Os principais riscos do uso da internet por crianças e adolescentes são os acessos a conteúdos inapropriados para a idade, como pornografia, a exposição da privacidade em redes sociais, o cyberbulling e a exposição da intimidade, principalmente na adolescência. “Os casos de vazamento de nudes [fotos de nudez] não param de crescer ano a ano”, diz o presidente da Safernet. Além disso, há o perigo do contato com estranhos, que pode resultar em tentativas de assédio, aliciamentos ou golpes.
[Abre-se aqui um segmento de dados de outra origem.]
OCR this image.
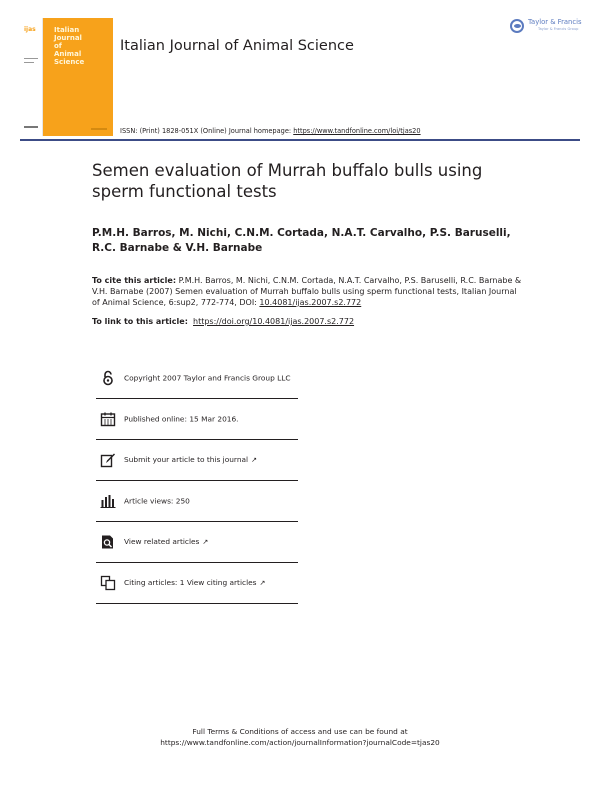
ijas	Italian
Journal
of
Animal
Science
Italian Journal of Animal Science
ISSN: (Print) 1828-051X (Online) Journal homepage: https://www.tandfonline.com/loi/tjas20
Taylor & Francis
Taylor & Francis Group
Semen evaluation of Murrah buffalo bulls using sperm functional tests
P.M.H. Barros, M. Nichi, C.N.M. Cortada, N.A.T. Carvalho, P.S. Baruselli, R.C. Barnabe & V.H. Barnabe
To cite this article: P.M.H. Barros, M. Nichi, C.N.M. Cortada, N.A.T. Carvalho, P.S. Baruselli, R.C. Barnabe & V.H. Barnabe (2007) Semen evaluation of Murrah buffalo bulls using sperm functional tests, Italian Journal of Animal Science, 6:sup2, 772-774, DOI: 10.4081/ijas.2007.s2.772
To link to this article: https://doi.org/10.4081/ijas.2007.s2.772
Copyright 2007 Taylor and Francis Group LLC
Published online: 15 Mar 2016.
Submit your article to this journal ↗
Article views: 250
View related articles ↗
Citing articles: 1 View citing articles ↗
Full Terms & Conditions of access and use can be found at
https://www.tandfonline.com/action/journalInformation?journalCode=tjas20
Uma pesquisa divulgada no ano passado pelo Comitê Gestor da Internet no Brasil mostrou que 87% crianças e adolescentes entre 9 e 17 anos têm perfil em redes sociais, e 66% acessam a internet mais de uma vez por dia. Segundo o estudo TIC Kids Online Brasil, 11% dos entrevistados acessaram a internet antes dos 6 anos de idade.

Trem-bala

A jornalista Melissa Gass levou um susto quando viu que o canal no Youtube da filha Lívia, de 7 anos, tinha mais de 15 mil visualizações. O sucesso veio quando a menina postou um vídeo dançando o hit Trem-Bala, da cantora Ana Vilela. “Como ela não posta muita coisa, eu não esperava, mas por causa desse vídeo acabou tendo uma repercussão maior. É muita exposição, a gente fica meio preocupado”, conta a mãe.
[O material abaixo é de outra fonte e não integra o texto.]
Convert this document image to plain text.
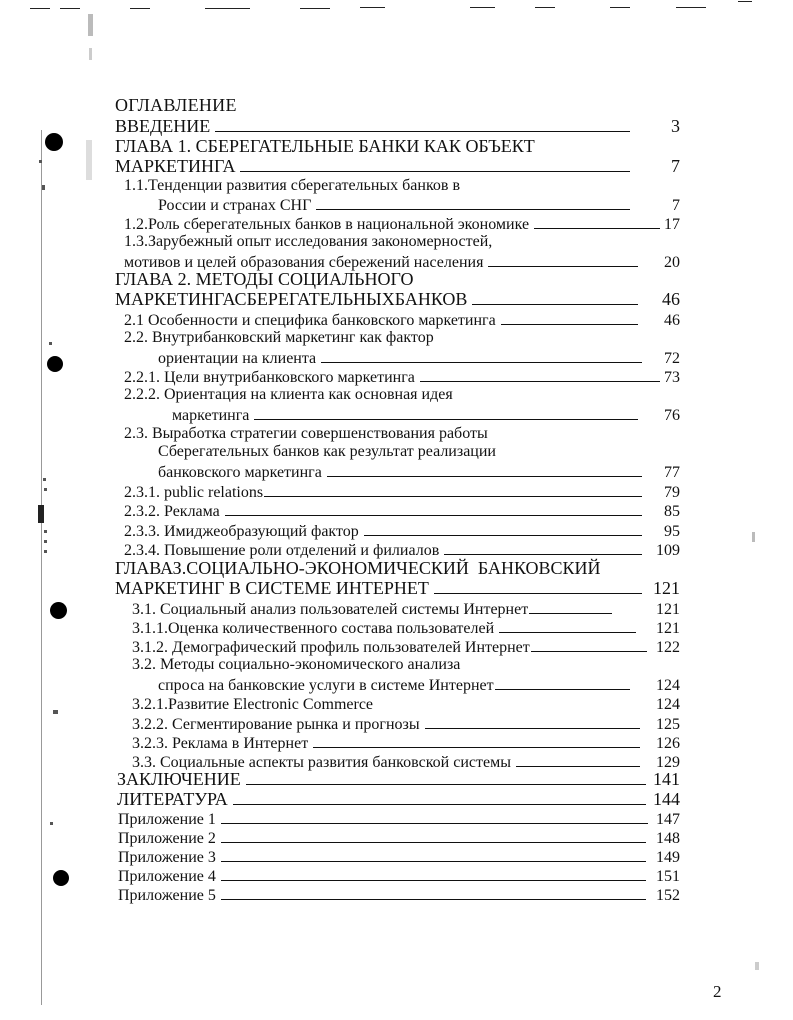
ОГЛАВЛЕНИЕ
ВВЕДЕНИЕ	3
ГЛАВА 1. СБЕРЕГАТЕЛЬНЫЕ БАНКИ КАК ОБЪЕКТ
МАРКЕТИНГА	7
1.1.Тенденции развития сберегательных банков в
России и странах СНГ	7
1.2.Роль сберегательных банков в национальной экономике	17
1.3.Зарубежный опыт исследования закономерностей,
мотивов и целей образования сбережений населения	20
ГЛАВА 2. МЕТОДЫ СОЦИАЛЬНОГО
МАРКЕТИНГАСБЕРЕГАТЕЛЬНЫХБАНКОВ	46
2.1 Особенности и специфика банковского маркетинга	46
2.2. Внутрибанковский маркетинг как фактор
ориентации на клиента	72
2.2.1. Цели внутрибанковского маркетинга	73
2.2.2. Ориентация на клиента как основная идея
маркетинга	76
2.3. Выработка стратегии совершенствования работы
Сберегательных банков как результат реализации
банковского маркетинга	77
2.3.1. public relations	79
2.3.2. Реклама	85
2.3.3. Имиджеобразующий фактор	95
2.3.4. Повышение роли отделений и филиалов	109
ГЛАВАЗ.СОЦИАЛЬНО-ЭКОНОМИЧЕСКИЙ  БАНКОВСКИЙ
МАРКЕТИНГ В СИСТЕМЕ ИНТЕРНЕТ	121
3.1. Социальный анализ пользователей системы Интернет	121
3.1.1.Оценка количественного состава пользователей	121
3.1.2. Демографический профиль пользователей Интернет	122
3.2. Методы социально-экономического анализа
спроса на банковские услуги в системе Интернет	124
3.2.1.Развитие Electronic Commerce	124
3.2.2. Сегментирование рынка и прогнозы	125
3.2.3. Реклама в Интернет	126
3.3. Социальные аспекты развития банковской системы	129
ЗАКЛЮЧЕНИЕ	141
ЛИТЕРАТУРА	144
Приложение 1	147
Приложение 2	148
Приложение 3	149
Приложение 4	151
Приложение 5	152
2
Em seu canal, Lívia mostra brincadeiras, músicas, livros e até receitas culinárias. “Eu gosto de ser famosa”, diz a menina, que também participa de aulas de canto, dança e vai começar a fazer teatro.

Para Melissa, não tem como proibir o acesso das crianças à internet, mas é preciso monitorar as atividades dos pequenos na rede. “A tecnologia é uma realidade. Com um ano de idade, ela mexia no celular, então não tem como fugir. Quando a gente proíbe, é pior, porque vai fazer escondido. Então a gente monitora, acompanha, incentiva o que pode incentivar”, explica.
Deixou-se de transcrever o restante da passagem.